Huggins v. State

538 S.W.2d 136 | Tex. Crim. App. | 1976

OPINION

ONION, Presiding Judge.

This is an appeal from an order revoking probation.

*137On July 13, 1973, appellant waived trial by jury and entered a plea of guilty before the court to the offense of attempted arson as denounced by Art. 1316, Vernon’s Ann. P.C. (1925). Punishment was assessed at three (3) years imprisonment; however, the imposition of sentence was suspended and appellant was placed on probation. One of the terms of appellant’s probation was: “(a) Commit no offense against the laws of this or any other State or the United States.” On May 12,1975, the State filed a motion to revoke appellant’s probation, alleging that he violated this condition in that: “On the 9th day of May, 1975, in Dallas County, Texas, John Wayne Huggins did then and there unlawfully exercise control over and obtain property, to-wit: drug items of the value of $2.51 from Safeway Store No. 9 without the effective consent of the manager, Don Howard.” After a hearing on July 13, 1975, the court revoked appellant’s probation.

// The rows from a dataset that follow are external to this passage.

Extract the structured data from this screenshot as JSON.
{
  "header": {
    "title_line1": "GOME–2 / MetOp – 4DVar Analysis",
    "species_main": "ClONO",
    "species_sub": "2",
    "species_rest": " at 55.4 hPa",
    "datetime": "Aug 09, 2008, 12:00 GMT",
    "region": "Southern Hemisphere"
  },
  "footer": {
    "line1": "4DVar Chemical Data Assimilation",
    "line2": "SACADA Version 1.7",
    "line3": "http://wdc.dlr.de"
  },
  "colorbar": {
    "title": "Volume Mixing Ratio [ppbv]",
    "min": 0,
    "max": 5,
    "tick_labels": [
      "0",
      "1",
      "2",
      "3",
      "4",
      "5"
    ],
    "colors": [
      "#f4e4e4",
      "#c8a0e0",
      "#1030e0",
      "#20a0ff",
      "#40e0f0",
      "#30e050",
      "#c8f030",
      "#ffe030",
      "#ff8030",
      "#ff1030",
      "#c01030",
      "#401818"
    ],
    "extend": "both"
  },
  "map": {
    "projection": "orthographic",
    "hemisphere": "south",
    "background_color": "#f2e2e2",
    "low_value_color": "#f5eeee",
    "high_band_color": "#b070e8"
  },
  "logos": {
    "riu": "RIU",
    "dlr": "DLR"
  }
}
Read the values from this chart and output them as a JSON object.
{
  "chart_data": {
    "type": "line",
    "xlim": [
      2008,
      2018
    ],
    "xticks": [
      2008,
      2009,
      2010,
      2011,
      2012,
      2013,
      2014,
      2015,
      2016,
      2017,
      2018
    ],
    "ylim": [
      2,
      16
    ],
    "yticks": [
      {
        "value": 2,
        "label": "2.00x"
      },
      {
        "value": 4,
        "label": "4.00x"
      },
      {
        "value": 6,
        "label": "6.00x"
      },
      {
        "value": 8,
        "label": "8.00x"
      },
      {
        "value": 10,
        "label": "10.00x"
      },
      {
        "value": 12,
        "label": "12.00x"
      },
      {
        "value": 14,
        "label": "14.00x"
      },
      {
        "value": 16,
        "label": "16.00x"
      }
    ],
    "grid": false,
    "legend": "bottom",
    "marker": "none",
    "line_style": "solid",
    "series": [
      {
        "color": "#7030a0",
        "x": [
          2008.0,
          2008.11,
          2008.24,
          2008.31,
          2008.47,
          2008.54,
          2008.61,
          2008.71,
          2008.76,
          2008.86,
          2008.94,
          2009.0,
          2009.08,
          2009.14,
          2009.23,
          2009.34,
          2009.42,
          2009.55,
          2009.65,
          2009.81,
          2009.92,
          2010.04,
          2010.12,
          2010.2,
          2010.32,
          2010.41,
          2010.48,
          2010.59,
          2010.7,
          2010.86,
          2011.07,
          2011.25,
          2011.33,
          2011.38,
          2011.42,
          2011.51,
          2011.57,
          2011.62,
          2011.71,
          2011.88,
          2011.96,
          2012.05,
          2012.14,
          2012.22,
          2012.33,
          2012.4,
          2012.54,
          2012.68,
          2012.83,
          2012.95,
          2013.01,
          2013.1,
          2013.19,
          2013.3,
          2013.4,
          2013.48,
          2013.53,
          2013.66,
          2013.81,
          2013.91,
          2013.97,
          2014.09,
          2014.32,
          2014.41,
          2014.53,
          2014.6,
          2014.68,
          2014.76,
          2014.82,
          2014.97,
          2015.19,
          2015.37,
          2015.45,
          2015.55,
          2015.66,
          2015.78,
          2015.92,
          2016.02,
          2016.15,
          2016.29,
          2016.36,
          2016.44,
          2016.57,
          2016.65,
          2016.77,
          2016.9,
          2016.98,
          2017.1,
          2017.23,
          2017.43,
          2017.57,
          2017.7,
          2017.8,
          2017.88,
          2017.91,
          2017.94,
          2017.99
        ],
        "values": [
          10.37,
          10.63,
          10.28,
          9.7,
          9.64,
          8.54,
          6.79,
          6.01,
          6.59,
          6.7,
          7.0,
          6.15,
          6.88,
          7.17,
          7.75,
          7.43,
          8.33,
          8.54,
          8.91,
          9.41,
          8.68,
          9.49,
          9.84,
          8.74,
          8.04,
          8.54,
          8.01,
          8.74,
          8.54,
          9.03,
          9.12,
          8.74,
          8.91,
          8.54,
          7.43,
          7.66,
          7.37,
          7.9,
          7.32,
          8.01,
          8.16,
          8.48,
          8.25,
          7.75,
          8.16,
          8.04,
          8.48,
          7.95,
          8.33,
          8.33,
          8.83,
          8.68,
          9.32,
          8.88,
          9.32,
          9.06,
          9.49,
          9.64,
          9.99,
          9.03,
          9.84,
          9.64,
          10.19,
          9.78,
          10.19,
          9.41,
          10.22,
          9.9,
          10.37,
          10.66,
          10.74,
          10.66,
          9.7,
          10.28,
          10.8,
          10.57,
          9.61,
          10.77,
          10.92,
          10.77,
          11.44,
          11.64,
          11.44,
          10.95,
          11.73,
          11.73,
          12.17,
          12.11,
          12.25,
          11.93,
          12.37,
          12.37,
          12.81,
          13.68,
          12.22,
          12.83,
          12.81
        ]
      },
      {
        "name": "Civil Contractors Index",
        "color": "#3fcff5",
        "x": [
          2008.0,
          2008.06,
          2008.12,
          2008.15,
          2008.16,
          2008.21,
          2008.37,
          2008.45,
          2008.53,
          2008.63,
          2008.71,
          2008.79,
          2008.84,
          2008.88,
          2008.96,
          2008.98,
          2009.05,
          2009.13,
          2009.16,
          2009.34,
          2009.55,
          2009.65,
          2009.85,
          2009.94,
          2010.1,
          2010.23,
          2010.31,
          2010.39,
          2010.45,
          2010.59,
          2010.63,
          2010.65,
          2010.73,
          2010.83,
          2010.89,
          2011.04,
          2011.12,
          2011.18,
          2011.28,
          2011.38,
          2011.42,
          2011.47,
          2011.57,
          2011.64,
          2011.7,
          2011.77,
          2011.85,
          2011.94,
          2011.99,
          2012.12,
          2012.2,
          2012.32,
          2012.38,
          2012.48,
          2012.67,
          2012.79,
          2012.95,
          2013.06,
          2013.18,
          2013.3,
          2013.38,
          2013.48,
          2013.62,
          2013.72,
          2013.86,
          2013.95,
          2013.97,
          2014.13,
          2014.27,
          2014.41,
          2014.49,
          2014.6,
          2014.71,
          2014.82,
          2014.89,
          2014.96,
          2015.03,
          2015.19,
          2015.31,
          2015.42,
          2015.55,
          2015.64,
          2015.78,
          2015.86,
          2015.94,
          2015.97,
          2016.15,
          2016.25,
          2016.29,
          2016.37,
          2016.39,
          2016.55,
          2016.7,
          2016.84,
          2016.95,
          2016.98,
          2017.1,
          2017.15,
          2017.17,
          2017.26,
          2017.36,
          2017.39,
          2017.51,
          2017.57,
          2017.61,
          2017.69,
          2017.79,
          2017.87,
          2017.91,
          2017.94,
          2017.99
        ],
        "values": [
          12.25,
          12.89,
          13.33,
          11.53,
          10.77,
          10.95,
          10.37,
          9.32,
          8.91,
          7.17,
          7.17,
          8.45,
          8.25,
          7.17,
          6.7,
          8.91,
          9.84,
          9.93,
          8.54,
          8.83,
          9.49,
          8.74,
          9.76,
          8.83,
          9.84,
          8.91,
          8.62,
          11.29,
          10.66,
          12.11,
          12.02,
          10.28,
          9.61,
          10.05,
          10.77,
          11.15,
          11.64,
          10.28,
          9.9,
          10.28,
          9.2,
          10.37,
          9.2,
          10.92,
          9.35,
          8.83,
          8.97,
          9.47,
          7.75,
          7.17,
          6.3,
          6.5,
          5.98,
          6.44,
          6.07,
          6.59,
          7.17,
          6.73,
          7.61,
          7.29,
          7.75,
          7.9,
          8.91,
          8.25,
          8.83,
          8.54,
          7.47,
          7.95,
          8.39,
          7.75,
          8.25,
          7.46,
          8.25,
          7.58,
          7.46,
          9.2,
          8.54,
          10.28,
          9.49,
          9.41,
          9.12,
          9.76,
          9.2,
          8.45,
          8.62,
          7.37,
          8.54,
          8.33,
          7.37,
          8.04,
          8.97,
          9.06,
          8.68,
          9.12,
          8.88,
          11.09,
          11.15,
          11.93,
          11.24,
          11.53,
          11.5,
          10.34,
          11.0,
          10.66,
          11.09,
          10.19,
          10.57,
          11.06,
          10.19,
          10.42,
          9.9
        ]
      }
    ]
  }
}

Appellant’s counsel has filed a brief in which he has concluded that the appeal is wholly frivolous and without merit. Our surface review of the record convinces us that the issue as to whether or not the indictment for attempted arson is fatally defective1 and the issue of whether there was sufficient evidence of the want of consent of the store manager to justify revocation deserve analysis.2 There may well be other grounds which a proper review would show must be treated before this Court could conscientiously decide that this case is wholly frivolous and without merit. Accordingly, without intimating any view on the ultimate resolution or fate of the appeal, the appeal is abated so that counsel might search the record and prepare another appellate brief in this cause.

The appeal is abated.

. The indictment does not allege that arson was attempted “wilfully.”

. See Sizemore v. State, 496 S.W.2d 80 (Tex.Cr.App.1973).